Over at Gabe's place, Deb is rifling through his drawers as he sleeps. Nice one, Deb. You couldn't just wait until he was in the shower? Of course, he wakes up and says, "My meth lab's in the sock drawer." Hee! Nice, dude! I would never be able to say something clever on the spot like that. "This looks bad, doesn't it?" Deb asks. "Yeah. Think your panties help." "Would you believe I'm trying to get to know you better?" No, I'd believe you were a snooping little conniver, though. "You know how I told you the last guy I had sex with tried to kill me? Well, that was kind of true. He was the Ice Truck Killer." "Who is he?" Gabe asks earnestly. "Not fuckin' funny," Deb says seriously. He tries to convince her he's never heard of him, but Deb thinks he fucking with her. "Deb, I've been in El Salvador visiting family for six months. I just got back." Deb says, "So unlike every other jackass out there who thinks I'm a trophy fuck, you had no idea who I was when you hit on me at the gym?" He replies that when he did that, it was because he thought she was hot. "Good answer." Heh. He motions for her to get back in bed, and they snuggle up under the covers. Of course, she has to ruin the moment by asking, "So, what's hot about me?"

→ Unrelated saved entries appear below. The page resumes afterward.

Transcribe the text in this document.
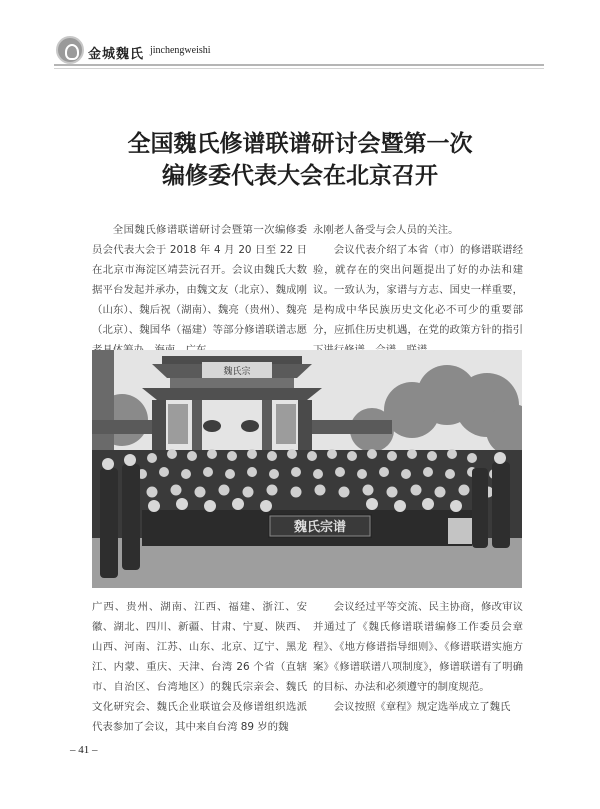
金城魏氏 jinchengweishi
全国魏氏修谱联谱研讨会暨第一次
编修委代表大会在北京召开

全国魏氏修谱联谱研讨会暨第一次编修委员会代表大会于 2018 年 4 月 20 日至 22 日在北京市海淀区靖芸沅召开。会议由魏氏大数据平台发起并承办，由魏文友（北京）、魏成刚（山东）、魏后祝（湖南）、魏亮（贵州）、魏亮（北京）、魏国华（福建）等部分修谱联谱志愿

永刚老人备受与会人员的关注。

会议代表介绍了本省（市）的修谱联谱经验，就存在的突出问题提出了好的办法和建议。一致认为，家谱与方志、国史一样重要，是构成中华民族历史文化必不可少的重要部分，应抓住历史机遇，在党的政策方针的指引

魏氏宗谱
魏氏宗

广西、贵州、湖南、江西、福建、浙江、安徽、湖北、四川、新疆、甘肃、宁夏、陕西、山西、河南、江苏、山东、北京、辽宁、黑龙江、内蒙、重庆、天津、台湾 26 个省（直辖市、自治区、台湾地区）的魏氏宗亲会、魏氏文化研究会、魏氏企业联谊会及修谱组织选派代表参加了会议，其中来自台湾 89 岁的魏

会议经过平等交流、民主协商，修改审议并通过了《魏氏修谱联谱编修工作委员会章程》、《地方修谱指导细则》、《修谱联谱实施方案》《修谱联谱八项制度》，修谱联谱有了明确的目标、办法和必须遵守的制度规范。

会议按照《章程》规定选举成立了魏氏

– 41 –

Armadillo time! When isn't it, really? No, but seriously, the kids, Rita, and her mother are all freaking out about this armadillo that somehow got into the house, which is really random because it's not like it's a spider or a cockroach, or even a mouse that can just sneak in through a crack. An armadillo really needs a nice open door to get in. Maybe Rita's house is just a piece of shit, and has armadillo-sized holes everywhere. Sorry, I just really like to type "armadillo." Armadillo. See? I'm great. Anyhow, Dexter grabs a broom and sweeps that fucker out of there as it hisses pissedly. Everyone claps, and Rita hugs him, calling him her hero. Rita then grabs the kids and tells them it's time to get ready for school. After they're all gone, Dexter small-talks with Mama: "So, any armadillos in Michigan?" "No." He tries to joke more about armadillos, which I'm fine with, but she's not biting: "You think you're charming, don't you? I'm sure that works for you most of the time. It did for Paul." Ouch, lady! Dang. "I know what you are." "Confused?" he offers. Mama pulls out some NA literature, and wonders aloud why Rita would be printing the stuff out with Paul dead. "Recently, I entered the program." "I knew it." "I would never hurt Rita like Paul did." "Because I'm not going to give you that chance." Kill her, dude. She continues, "It's just a matter of time until you pull her under just like he did." Dexter asks if she's discussed any of this with Rita, and she says no. "But I will if you don't do the right thing here. If you truly care about this family like you say you do, you will let my daughter and those sweet children go." That's some weak sauce, Mama. You've got some nerve.